American businessman

Brad McQuaid (April 25, 1969 – November 18, 2019) was an American video game designer who was the key designer of EverQuest, a highly successful massively multiplayer online role-playing game (MMORPG) released in 1999. He later co-founded Sigil Games Online where he was CEO and executive producer of Vanguard: Saga of Heroes until Sony Online Entertainment's acquisition of Sigil Games Online in May 2007. On July 6, 2012, SOE announced the re-hiring of McQuaid to continue his work on Vanguard. On January 13, 2014, McQuaid announced his role of Chief Creative Officer at Visionary Realms, Inc. for the PC MMORPG, Pantheon: Rise of the Fallen.

==Biography==

===EverQuest===
Brad McQuaid's start in the video game industry came in 1989 when he co-founded MicroGenesis with Steve Clover. In their free time they created WarWizard, a shareware role-playing video game that they released in 1993. McQuaid and Clover then developed a WarWizard 2 demo in 1995, which caught the attention of John Smedley of Sony Interactive Studios America. Smedley hired McQuaid and Clover in 1996 to work on an online role-playing game, later named EverQuest.

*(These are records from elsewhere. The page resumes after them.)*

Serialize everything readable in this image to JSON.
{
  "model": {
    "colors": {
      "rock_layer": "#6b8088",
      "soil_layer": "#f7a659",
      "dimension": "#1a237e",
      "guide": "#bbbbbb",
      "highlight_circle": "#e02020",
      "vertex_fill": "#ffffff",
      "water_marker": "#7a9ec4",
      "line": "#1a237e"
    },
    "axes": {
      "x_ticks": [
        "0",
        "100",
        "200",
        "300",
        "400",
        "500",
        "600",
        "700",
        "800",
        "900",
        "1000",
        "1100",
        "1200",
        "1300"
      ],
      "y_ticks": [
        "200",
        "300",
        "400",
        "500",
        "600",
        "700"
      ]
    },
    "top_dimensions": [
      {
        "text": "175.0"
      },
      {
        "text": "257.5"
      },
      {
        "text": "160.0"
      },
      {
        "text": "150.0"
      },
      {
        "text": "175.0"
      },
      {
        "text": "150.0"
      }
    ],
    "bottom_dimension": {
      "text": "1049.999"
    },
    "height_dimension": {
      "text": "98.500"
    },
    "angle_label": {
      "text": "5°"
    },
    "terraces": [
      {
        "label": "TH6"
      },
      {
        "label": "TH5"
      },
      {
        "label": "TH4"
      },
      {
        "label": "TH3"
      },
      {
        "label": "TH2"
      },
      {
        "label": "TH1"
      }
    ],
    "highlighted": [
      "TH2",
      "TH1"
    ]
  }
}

McQuaid started as the project's lead programmer but was made the producer and one of the lead designers. While EverQuest was being developed, Origin Systems launched Ultima Online in 1997 which became the top MMORPG. EverQuest became a huge hit and within months of its March 1999 launch it topped the subscription numbers held by Ultima Online. PC Gamer called McQuaid one of the "Next Game Gods" in its November 2000 issue, believing that he would eventually become one of the industry's most influential game developers. After Sony Online Entertainment acquired Verant Interactive, Brad McQuaid was promoted to Vice President of Premium Games and Chief Creative Officer.

===Vanguard: Saga of Heroes===
McQuaid left Sony to create Sigil Games with fellow game designer and EverQuest development team member Jeff Butler in January 2002. Several years later, McQuaid announced that Sigil would release a new next generation MMORPG. This game was given the name Vanguard: Saga of Heroes.

The game was released to the public in January 2007, five years after Sigil was founded.

On May 15, 2007, Sony Online Entertainment officially announced that it had purchased the key assets of Sigil Games Online. Brad McQuaid resigned from his position of leadership within Sigil and was given a role of creative consultant.

===Later years===
On July 6, 2012, Sony Online Entertainment announced the re-hiring of McQuaid to continue work on Vanguard including its free-to-play transition.

On March 6, 2013, McQuaid announced he had returned to working on EverQuest.

On September 9, 2013, McQuaid released a statement saying that he had left SOE, but would continue to work with them. This news, coupled with a string of hints dropped throughout Twitter and various message board posts, led the community to believe that McQuaid intended to work on a true spiritual successor to EverQuest and Vanguard independently. On January 13, 2014, the game was announced as Visionary Realms' Pantheon: Rise of the Fallen alongside a Kickstarter campaign, with McQuaid as chief creative officer.

McQuaid died at his home on November 18, 2019, aged 51. No public information about his cause of death was released.